Shabbir lamented that key industrial stations meant to train and grow local artisans never developed the necessary infrastructure. Using Kisumu as an example, he said some industrial parks were taken over by private interests rather than serving their intended purpose.

“The industrial parks they had, like the one in Kisumu, were taken over by Asian young men and others. They called themselves farm industries. They were basically just two young engineers,” he noted.

He argued that artisans should have been trained in advanced skills—“from simple welding to arc welding to fabrication”—to enable them to compete in modern manufacturing.
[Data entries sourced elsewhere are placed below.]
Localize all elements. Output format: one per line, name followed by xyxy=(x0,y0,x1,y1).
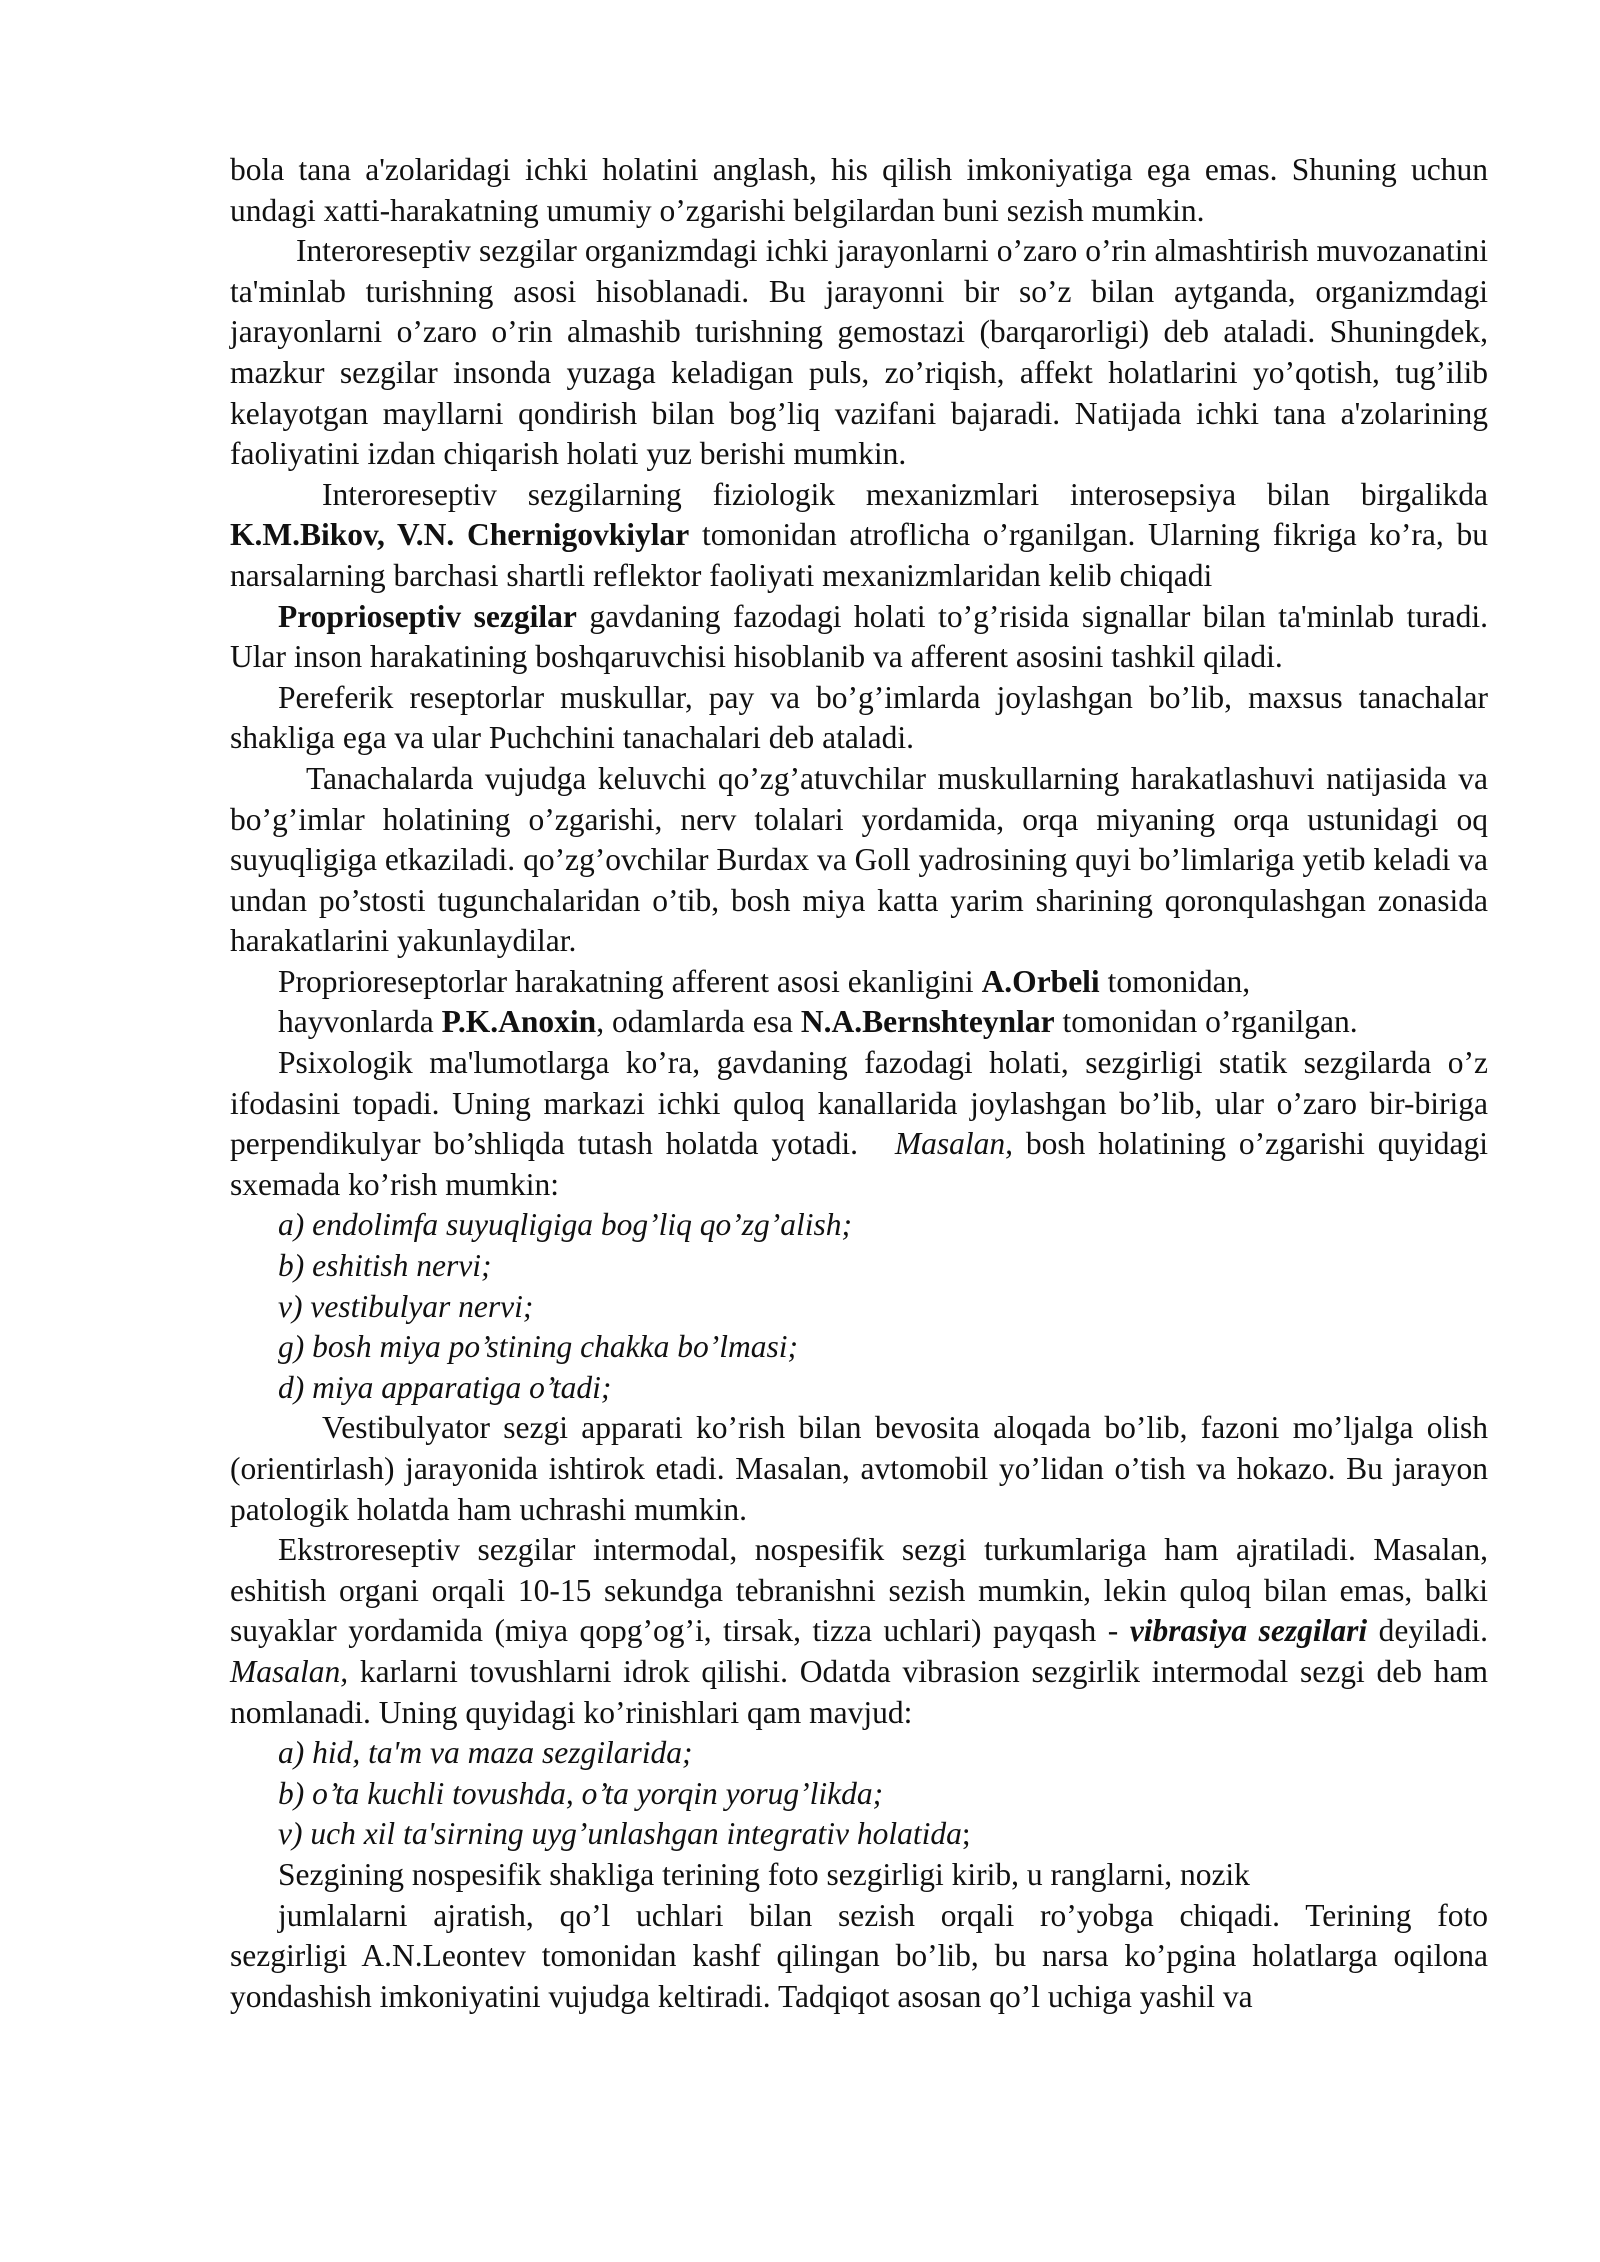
paragraph xyxy=(230,962,1488,1003)
bold-author-name: A.Orbeli xyxy=(981,963,1100,999)
paragraph xyxy=(230,1002,1488,1043)
paragraph: Vestibulyator sezgi apparati ko’rish bilan bevosita aloqada bo’lib, fazoni mo’ljalga olish (orientirlash) jarayonida ishtirok etadi. Masalan, avtomobil yo’lidan o’tish va hokazo. Bu jarayon patologik holatda ham uchrashi mumkin. xyxy=(230,1410,1488,1527)
bold-author-names: K.M.Bikov, V.N. Chernigovkiylar xyxy=(230,517,690,553)
text-run: gavdaning fazodagi holati to’g’risida signallar bilan ta'minlab turadi. Ular inson harakatining boshqaruvchisi hisoblanib va afferent asosini tashkil qiladi. xyxy=(230,598,1488,675)
paragraph xyxy=(230,1530,1488,1733)
paragraph xyxy=(230,1896,1488,2018)
text-run: Ekstroreseptiv sezgilar intermodal, nospesifik sezgi turkumlariga ham ajratiladi. Masalan, eshitish organi orqali 10-15 sekundga tebranishni sezish mumkin, lekin quloq bilan emas, balki suyaklar yordamida (miya qopg’og’i, tirsak, tizza uchlari) payqash - xyxy=(230,1532,1488,1649)
paragraph: Interoreseptiv sezgilar organizmdagi ichki jarayonlarni o’zaro o’rin almashtirish muvozanatini ta'minlab turishning asosi hisoblanadi. Bu jarayonni bir so’z bilan aytganda, organizmdagi jarayonlarni o’zaro o’rin almashib turishning gemostazi (barqarorligi) deb ataladi. Shuningdek, mazkur sezgilar insonda yuzaga keladigan puls, zo’riqish, affekt holatlarini yo’qotish, tug’ilib kelayotgan mayllarni qondirish bilan bog’liq vazifani bajaradi. Natijada ichki tana a'zolarining faoliyatini izdan chiqarish holati yuz berishi mumkin. xyxy=(230,233,1488,472)
text-run: sezgirligi A.N.Leontev tomonidan kashf qilingan bo’lib, bu narsa ko’pgina holatlarga oqilona yondashish imkoniyatini vujudga keltiradi. Tadqiqot asosan qo’l uchiga yashil va xyxy=(230,1938,1488,2014)
paragraph xyxy=(230,1043,1488,1205)
text-run: tomonidan, xyxy=(1099,963,1251,999)
text-run: Interoreseptiv sezgilarning fiziologik mexanizmlari interosepsiya bilan birgalikda xyxy=(322,476,1488,512)
list-item: a) hid, ta'm va maza sezgilarida; xyxy=(278,1735,693,1771)
bold-italic-term: vibrasiya sezgilari xyxy=(1129,1613,1368,1649)
text-run: bosh holatining o’zgarishi quyidagi sxemada ko’rish mumkin: xyxy=(230,1126,1488,1202)
list-item: d) miya apparatiga o’tadi; xyxy=(278,1369,612,1405)
text-run: , odamlarda esa xyxy=(596,1004,801,1040)
list-item: v) vestibulyar nervi; xyxy=(278,1288,534,1324)
paragraph xyxy=(230,597,1488,678)
italic-word: Masalan, xyxy=(230,1653,349,1689)
list-item: b) o’ta kuchli tovushda, o’ta yorqin yorug’likda; xyxy=(278,1775,884,1811)
paragraph: Tanachalarda vujudga keluvchi qo’zg’atuvchilar muskullarning harakatlashuvi natijasida va bo’g’imlar holatining o’zgarishi, nerv tolalari yordamida, orqa miyaning orqa ustunidagi oq suyuqligiga etkaziladi. qo’zg’ovchilar Burdax va Goll yadrosining quyi bo’limlariga yetib keladi va undan po’stosti tugunchalaridan o’tib, bosh miya katta yarim sharining qoronqulashgan zonasida harakatlarini yakunlaydilar. xyxy=(230,760,1488,959)
bold-author-name: N.A.Bernshteynlar xyxy=(800,1004,1055,1040)
text-run: tomonidan o’rganilgan. xyxy=(1054,1004,1358,1040)
list-item-text: v) uch xil ta'sirning uyg’unlashgan integrativ holatida xyxy=(278,1816,962,1852)
paragraph: Sezgining nospesifik shakliga terining foto sezgirligi kirib, u ranglarni, nozik xyxy=(278,1856,1250,1892)
list-item xyxy=(230,1814,1488,1855)
paragraph: Pereferik reseptorlar muskullar, pay va bo’g’imlarda joylashgan bo’lib, maxsus tanachalar shakliga ega va ular Puchchini tanachalari deb ataladi. xyxy=(230,679,1488,756)
list-item-tail: ; xyxy=(961,1816,971,1852)
italic-word: Masalan, xyxy=(894,1126,1014,1162)
text-run: hayvonlarda xyxy=(278,1004,442,1040)
text-run: Proprioreseptorlar harakatning afferent asosi ekanligini xyxy=(278,963,982,999)
text-run: deyiladi. xyxy=(1367,1613,1489,1649)
text-run: tomonidan atroflicha o’rganilgan. Ularning fikriga ko’ra, bu narsalarning barchasi shartli reflektor faoliyati mexanizmlaridan kelib chiqadi xyxy=(230,517,1488,593)
paragraph: bola tana a'zolaridagi ichki holatini anglash, his qilish imkoniyatiga ega emas. Shuning uchun undagi xatti-harakatning umumiy o’zgarishi belgilardan buni sezish mumkin. xyxy=(230,152,1488,228)
text-run: jumlalarni ajratish, qo’l uchlari bilan sezish orqali ro’yobga chiqadi. Terining foto xyxy=(278,1897,1488,1933)
bold-term: Proprioseptiv sezgilar xyxy=(278,598,577,634)
paragraph xyxy=(230,475,1488,597)
text-run: Psixologik ma'lumotlarga ko’ra, gavdaning fazodagi holati, sezgirligi statik sezgilarda o’z ifodasini topadi. Uning markazi ichki quloq kanallarida joylashgan bo’lib, ular o’zaro bir-biriga perpendikulyar bo’shliqda tutash holatda yotadi. xyxy=(230,1045,1488,1162)
bold-author-name: P.K.Anoxin xyxy=(441,1004,597,1040)
document-page xyxy=(230,150,1488,2017)
list-item: b) eshitish nervi; xyxy=(278,1248,492,1284)
list-item: a) endolimfa suyuqligiga bog’liq qo’zg’alish; xyxy=(278,1207,852,1243)
text-run: karlarni tovushlarni idrok qilishi. Odatda vibrasion sezgirlik intermodal sezgi deb ham nomlanadi. Uning quyidagi ko’rinishlari qam mavjud: xyxy=(230,1653,1488,1730)
list-item: g) bosh miya po’stining chakka bo’lmasi; xyxy=(278,1329,798,1365)
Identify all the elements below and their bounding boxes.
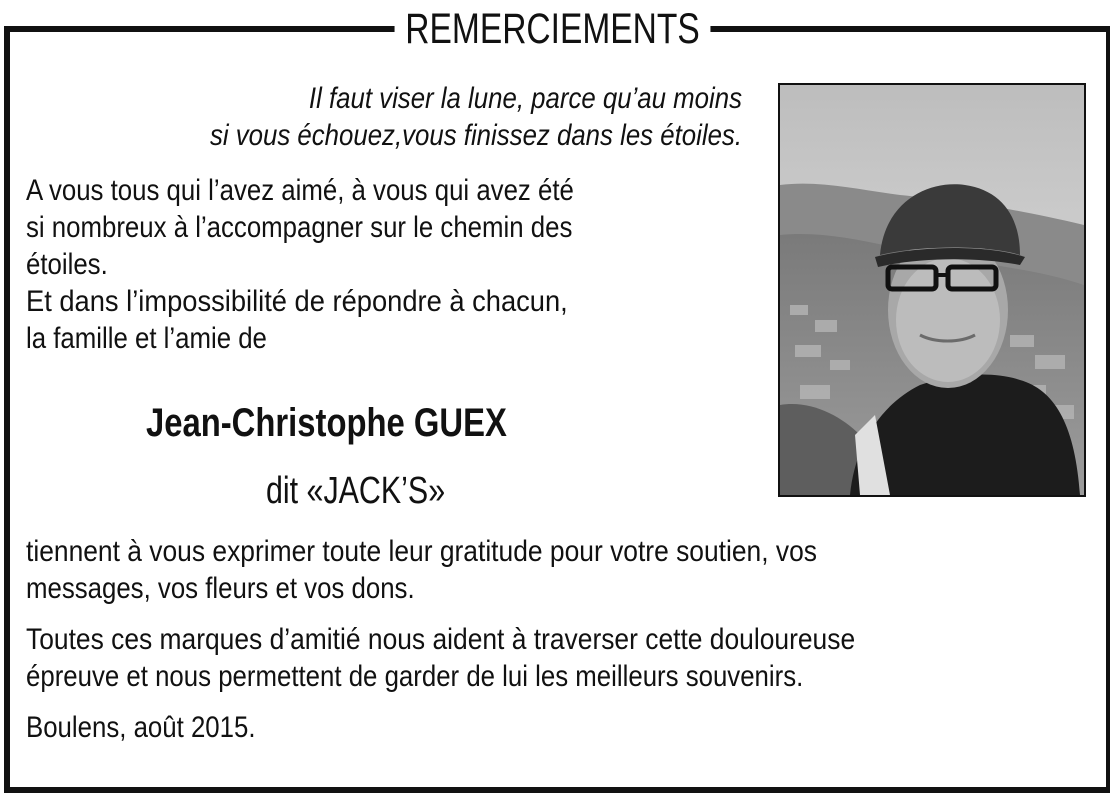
memories-paragraph <box>26 621 1086 695</box>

However, he said ineffective government programmes and misplaced priorities left most of them stuck at the same level for decades.

According to the MP, credit access remains one of the biggest obstacles. He said the government should extend credit not as cash loans but directly through subsidized steel, affordable electricity and accessible raw materials.

“You cannot work on a Jua Kali economy and give credit to be paid after six or twelve months. It’s a day-to-day economy,” he warned.

Shabbir also criticised the tax system, saying small artisans have long been subjected to unfair assessments. “They go around asking how many windows you make in a month and then lump you with an income tax return. That’s not right,” he said.

He argued that small manufacturers should be given tax exemptions or tailored reliefs that help them grow rather than punish them.

Despite government promises to promote local manufacturing of doors, windows and other metal works, Shabbir said he had “not seen it happening,” insisting that policies continue to benefit the wrong groups.

He urged the state to overhaul its industrialisation strategy to ensure genuine artisans—“the welders, the fabricators, the mechanics, some of the best I’ve seen”—finally receive the tools, training and market access needed to scale into medium-level industries.